Fünf Schüler spielen vor einer Woche einem Lehrer in Hall County im Bundesstaat Georgia einen eigentlich harmlosen Streich: Sie verteilen Klopapier an den Bäumen vor seinem Haus. Als Jason Hughes rauskommt, stolpert der 40-Jährige und fällt hin. Die Schüler wollen sich davonmachen – und überfahren den Lehrer dabei. Doch mit einer Anklage müssen sie nicht rechnen.

Der mutmaßliche Fahrer des Unfallwagens war zunächst der schweren Körperverletzung beschuldigt worden, die anderen Mitschüler des schweren Hausfriedensbruchs. Jetzt hat das Gericht die Anklagen fallen gelassen, offenbar auch auf Bitte der Familie des Lehrers.

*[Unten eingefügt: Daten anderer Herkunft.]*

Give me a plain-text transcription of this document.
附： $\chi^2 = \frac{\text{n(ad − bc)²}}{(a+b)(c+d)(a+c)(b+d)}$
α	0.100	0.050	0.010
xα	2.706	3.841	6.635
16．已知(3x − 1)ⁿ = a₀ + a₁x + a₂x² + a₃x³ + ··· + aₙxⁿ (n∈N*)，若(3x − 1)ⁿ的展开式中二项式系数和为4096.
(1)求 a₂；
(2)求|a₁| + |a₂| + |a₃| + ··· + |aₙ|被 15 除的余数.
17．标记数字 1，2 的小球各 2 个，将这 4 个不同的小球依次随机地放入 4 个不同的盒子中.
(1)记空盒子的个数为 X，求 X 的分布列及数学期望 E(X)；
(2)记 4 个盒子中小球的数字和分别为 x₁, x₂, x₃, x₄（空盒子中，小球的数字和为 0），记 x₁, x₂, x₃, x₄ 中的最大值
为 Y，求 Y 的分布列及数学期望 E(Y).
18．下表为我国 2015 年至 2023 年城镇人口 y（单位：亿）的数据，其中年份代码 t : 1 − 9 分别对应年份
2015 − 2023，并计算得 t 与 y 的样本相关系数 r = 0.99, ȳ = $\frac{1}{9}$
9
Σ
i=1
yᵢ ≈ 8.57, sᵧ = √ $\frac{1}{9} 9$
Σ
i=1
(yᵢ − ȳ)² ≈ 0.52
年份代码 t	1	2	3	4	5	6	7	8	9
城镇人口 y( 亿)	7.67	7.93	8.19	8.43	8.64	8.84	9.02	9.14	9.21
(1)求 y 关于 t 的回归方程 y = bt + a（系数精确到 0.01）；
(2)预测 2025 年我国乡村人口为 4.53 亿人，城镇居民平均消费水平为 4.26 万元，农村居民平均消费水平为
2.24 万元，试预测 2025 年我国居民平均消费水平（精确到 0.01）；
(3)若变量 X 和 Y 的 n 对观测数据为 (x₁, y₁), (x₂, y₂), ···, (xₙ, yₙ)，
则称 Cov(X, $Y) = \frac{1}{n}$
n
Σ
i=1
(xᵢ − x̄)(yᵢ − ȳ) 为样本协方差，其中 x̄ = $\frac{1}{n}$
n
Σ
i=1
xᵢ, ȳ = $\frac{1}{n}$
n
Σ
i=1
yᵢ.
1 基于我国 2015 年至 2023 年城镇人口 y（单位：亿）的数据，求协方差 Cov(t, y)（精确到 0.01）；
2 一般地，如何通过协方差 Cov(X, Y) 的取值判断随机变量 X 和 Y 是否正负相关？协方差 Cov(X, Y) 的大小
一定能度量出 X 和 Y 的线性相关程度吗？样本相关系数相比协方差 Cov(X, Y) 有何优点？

Die Familie des mutmaßlichen Fahrers J. bedankte sich per Anwalt bei Hughes‘ Angehörigen. „Bezirksstaatsanwalt Lee Darragh konnte schnell handeln, weil die Fakten und Umstände nicht strittig sind“, sagte Anwalt Graham McKinnon laut einem Bericht von Abc News. „Als er das Haus verließ, sah J. seinen Lehrer Hughes nie, und J.s Fahrzeug hatte sich nur ein paar Meter bewegt, als sich der Unfall ereignete … Am Ende lag kein Verbrechen vor – nur ein äußerst trauriger und schlimmer Unfall.“

Die Familie von Hughes teilte ABC News zuvor auch mit, dass Hughes von dem Streich „wusste“ und „aufgeregt“ gewesen sei, die Schüler auf frischer Tat zu ertappen.

Sie erklärten außerdem, dass sie den Ausgang des Streichs als tragischen Unfall betrachteten und die Einstellung des Verfahrens gegen alle fünf jugendlichen Schüler vollständig unterstützten.